I have no idea if there is actual scientific fact behind the popular right-brain/left-brain debate, but I think that most of us characterize ourselves predominantly as one or the other. Left-brain people are characterized by logic, analysis, and accuracy. Right-brain people are characterized by aesthetics, feelings, and creativity.
Me? I like order, structure, punctuality, i's dotted and t's crossed. I rarely think outside the box, and I will vehemently defend that the box is there for a reason. This is who I am. Or is it?
Very recently, I began to write this blog. I became fascinated with photography. I even [red-faced] did some crafts. And I liked it. It all satisfied some heretofore unknown and apparently unfulfilled need for creativity.
That's all well and good. Now I'm a perfectly balanced left-brain container-buying label maker-using person who also likes to take pretty pictures and write some stuff. Except that's not how it's working out. Ever since I've turned on my right-brain creativity, the left-brain things that form my core competency have begun to suffer. I've missed appointments, I've paid bills late, and let's not even mention the state of my filing system. It's like my organized self is losing some sort of internal battle with my creative self, and I don't like it. I feel like some working mothers characterize their guilt: working two jobs and doing neither well.

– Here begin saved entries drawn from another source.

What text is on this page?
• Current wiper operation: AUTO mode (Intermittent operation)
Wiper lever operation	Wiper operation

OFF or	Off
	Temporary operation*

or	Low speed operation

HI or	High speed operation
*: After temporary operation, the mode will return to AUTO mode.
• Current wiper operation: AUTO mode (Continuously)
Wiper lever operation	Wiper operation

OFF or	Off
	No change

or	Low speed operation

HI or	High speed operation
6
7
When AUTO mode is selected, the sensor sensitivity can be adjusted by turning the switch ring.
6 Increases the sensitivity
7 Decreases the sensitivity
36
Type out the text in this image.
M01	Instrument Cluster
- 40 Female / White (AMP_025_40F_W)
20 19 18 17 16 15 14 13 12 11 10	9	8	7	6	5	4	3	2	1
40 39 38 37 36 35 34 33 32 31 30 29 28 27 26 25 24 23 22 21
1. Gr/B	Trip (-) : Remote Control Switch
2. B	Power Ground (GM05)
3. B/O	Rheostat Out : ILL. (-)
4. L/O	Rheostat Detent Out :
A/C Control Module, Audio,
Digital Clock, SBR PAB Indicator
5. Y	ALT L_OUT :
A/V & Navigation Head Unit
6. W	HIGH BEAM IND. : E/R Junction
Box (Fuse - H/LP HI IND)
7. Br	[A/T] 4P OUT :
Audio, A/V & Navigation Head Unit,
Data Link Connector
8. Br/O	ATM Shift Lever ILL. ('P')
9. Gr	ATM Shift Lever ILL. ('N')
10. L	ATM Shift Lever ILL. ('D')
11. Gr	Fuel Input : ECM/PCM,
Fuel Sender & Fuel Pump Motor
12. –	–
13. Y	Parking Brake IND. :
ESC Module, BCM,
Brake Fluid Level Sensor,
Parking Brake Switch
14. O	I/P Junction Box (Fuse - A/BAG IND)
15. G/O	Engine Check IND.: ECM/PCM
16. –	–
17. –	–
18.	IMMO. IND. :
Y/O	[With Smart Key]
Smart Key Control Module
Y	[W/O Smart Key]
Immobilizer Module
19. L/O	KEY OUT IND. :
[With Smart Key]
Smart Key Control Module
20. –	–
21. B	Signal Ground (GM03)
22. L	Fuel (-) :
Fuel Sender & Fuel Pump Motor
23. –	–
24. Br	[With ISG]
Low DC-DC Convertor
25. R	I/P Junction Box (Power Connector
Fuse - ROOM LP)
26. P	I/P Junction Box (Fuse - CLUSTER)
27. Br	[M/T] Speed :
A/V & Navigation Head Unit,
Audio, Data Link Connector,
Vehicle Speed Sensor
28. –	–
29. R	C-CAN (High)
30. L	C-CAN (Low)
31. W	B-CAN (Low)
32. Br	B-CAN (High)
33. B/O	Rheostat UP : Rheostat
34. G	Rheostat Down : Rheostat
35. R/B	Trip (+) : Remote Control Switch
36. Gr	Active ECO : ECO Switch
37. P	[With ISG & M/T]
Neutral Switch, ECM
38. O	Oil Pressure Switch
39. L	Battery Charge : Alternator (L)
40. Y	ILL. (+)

I had a very satisfying afternoon of cleaning and organizing and felt more like myself. I even paid the bills. I couldn't, however, even think of what to write for today's post. It's like only one side of my brain (or personality) can operate at a time. I'm beginning to think of it like my swim strokes. I was always best at breaststroke and butterfly, which require staggered upper and lower body movements. I can't kick in freestyle because I can't simultaneously move my arms and kick my legs. Just not coordinated enough. Maybe my brain is the same way.
While pondering this tonight, I thought it might be fun to try an online left-brain/right-brain test to see how it characterized my poor conflicted brain. At random, I chose this test: http://mindmedia.com/braintest.html. The results?
52% left brain
47% right brain
I'm not sure what the other 1% of my brain is. Maybe just confused. In any event, I was weirdly pleased to see results similar to what I've been experiencing lately. Some might say balanced, others might say conflicted. My answer depends on which day you ask me. What do you think? Am I a left-brain person? A right-brain person? A left-brain person who absorbed her right-brain twin in utero? Or is the whole concept quackery? Stay tuned to see if I will become a jack-of-all-brains or a master of none.
What about you? How do you see yourself? Do the test results support your view?